Los dos cambios legislativos que darían ciudadanía a 2.3 millones de indocumentados

La Ley LIFE y retirar el castigo de tres y diez años permitiría a inmigrantes sin documentos lograr un camino a la ciudadanía, según un reporte del Center for American Progress

Los inmigrantes indocumentados enfrentan castigo por tres o diez años para volver a EE.UU.
Los inmigrantes indocumentados enfrentan castigo por tres o diez años para volver a EE.UU.
Foto: John Moore / Getty Images

Expertos en inmigración consideran que la reinstalación de la Ley de Equidad Familiar de Inmigración Legal (LIFE) y la eliminación de las normas de castigo de tres y diez años a indocumentados podrían establecer una ruta a la ciudadanía para 2.3 millones de indocumentados.

“Estos cambios permitirían que hasta 2.3 millones de inmigrantes casados ​​con ciudadanos estadounidenses o titulares de una tarjeta verde, o que tengan empleadores que puedan patrocinarlos, soliciten una tarjeta verde”, indica el análisis del Center for American Progress (CAP).

Detalla que 1.4 millones de personas tienen un cónyuge ciudadano estadounidense o que es residente permanente, mientras que 1.1 millones pueden tener un empleador dispuesto a patrocinarlos.

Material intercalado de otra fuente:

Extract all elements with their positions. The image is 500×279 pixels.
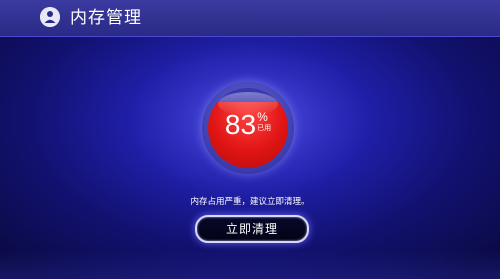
background-haze [0, 250, 500, 279]
used-label: 已用 [257, 125, 272, 132]
memory-used-percent: 83 [224, 109, 257, 140]
memory-gauge: 83% 已用 [202, 82, 294, 174]
percent-sign: % [257, 110, 268, 124]
title-bar: 内存管理 [0, 0, 500, 37]
clean-now-button[interactable]: 立即清理 [195, 215, 309, 243]
user-broom-icon [40, 7, 60, 27]
memory-warning-text: 内存占用严重，建议立即清理。 [190, 197, 310, 207]
gauge-bowl: 83% 已用 [208, 88, 288, 168]
gauge-readout: 83% 已用 [208, 110, 288, 140]
page-title: 内存管理 [70, 8, 142, 28]
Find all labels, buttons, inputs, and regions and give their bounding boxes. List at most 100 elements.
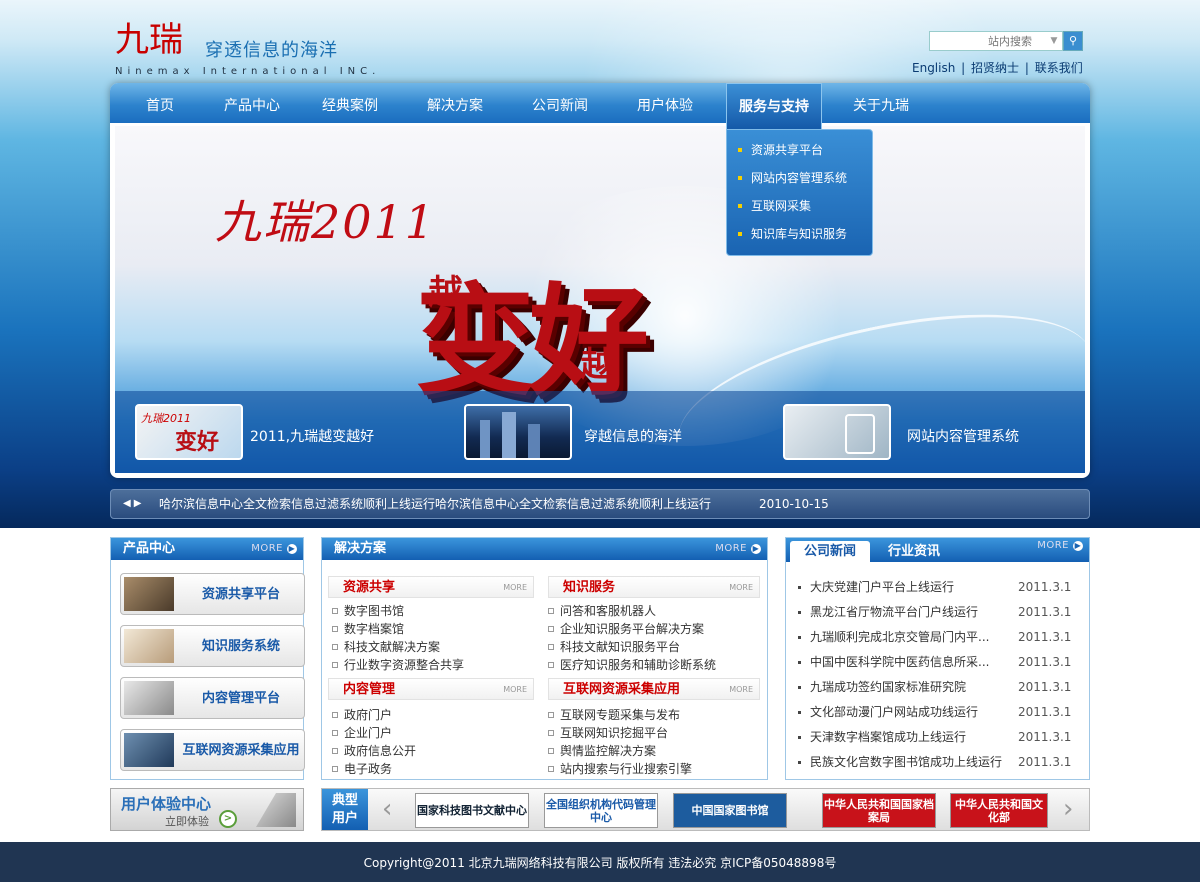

“Estas soluciones de sentido común destacadas en esta columna tienen una historia bipartidista y serían fundamentales para dar forma a nuestro sistema de inmigración de una manera más humana y justa”, consideró Sofia Carratala, asistente de investigación del equipo de Política de Inmigración de CAP y coautora del análisis.

Agrega que la estimación no incluye a los padres indocumentados elegibles de hijos ciudadanos estadounidenses solteros de 21 años o más, ya que éstos pueden solicitar a sus padres ante Servicios de Ciudadanía e Inmigración (USCIS).

“Es una tragedia que las actuales leyes de inmigración de los Estados Unidos no brinden una forma práctica para que los ciudadanos estadounidenses y los titulares de tarjetas verdes o empleadores soliciten a sus cónyuges o empleados indocumentados”, consideró Silva Mathema, directora interina del equipo de Política del CAP. “El Congreso debería adoptar estas soluciones”.

El CAP destaca que ambas propuestas “han tenido apoyo bipartidista” en forma histórica, pero las leyes de inmigración actuales no brindan a los ciudadanos o empleadores de EE.UU. una vía viable para patrocinar a sus familiares o trabajadores indocumentados para la residencia permanente.

La trampa de la “green card”

El análisis destaca que actualmente los inmigrantes indocumentados primero deben salir del país y solicitar una visa de inmigrante en un consulado en el extranjero, ante la posibilidad de que los oficiales rechacen su retorno al país, debido a la ley Catch-22, implementada en 1996, que castiga el retorno.

“Esto hace que obtener una tarjeta verde sea realmente imposible para millones de personas que deberían tener una vía legal para hacerlo”, indican las expertas.

Se reconocen los esfuerzos en la discusión en el Congreso sobre varias leyes de inmigración, incluida la reforma integral bajo la Ley de Ciudadanía 2021, impulsada por el presidente Joe Biden, pero consideran que en el debate podría sumarse sobre la Ley LIFE y la eliminación del castigo.

De hecho, la propuesta de eliminación de la llamada “ley de castigo” está contemplada en la reforma migratoria del presidente Biden, pero no en otros proyectos que se discuten en el Congreso, como la Ley de Trabajadores Esenciales.

“El restablecimiento de la Ley LIFE o la eliminación de las prohibiciones de tres y diez años, o ambas, debe ser parte de cualquier solución legislativa para la inmigración, ya sea por sí misma o como parte de un paquete”, expresaron.

Una gran ventaja de restablecer la Sección 245 (i) de la Ley LIFE permitiría a los inmigrantes indocumentados solicitar la “green card” sin salir del país.

“Restablecer la Ley LIFE o eliminar las barreras de entrada haría posible que millones de inmigrantes indocumentados que viven en los Estados Unidos sigan un camino hacia el estatus legal”, dijo la coautora Nicole Prchal Svajlenka, directora asociada de investigación del CAP.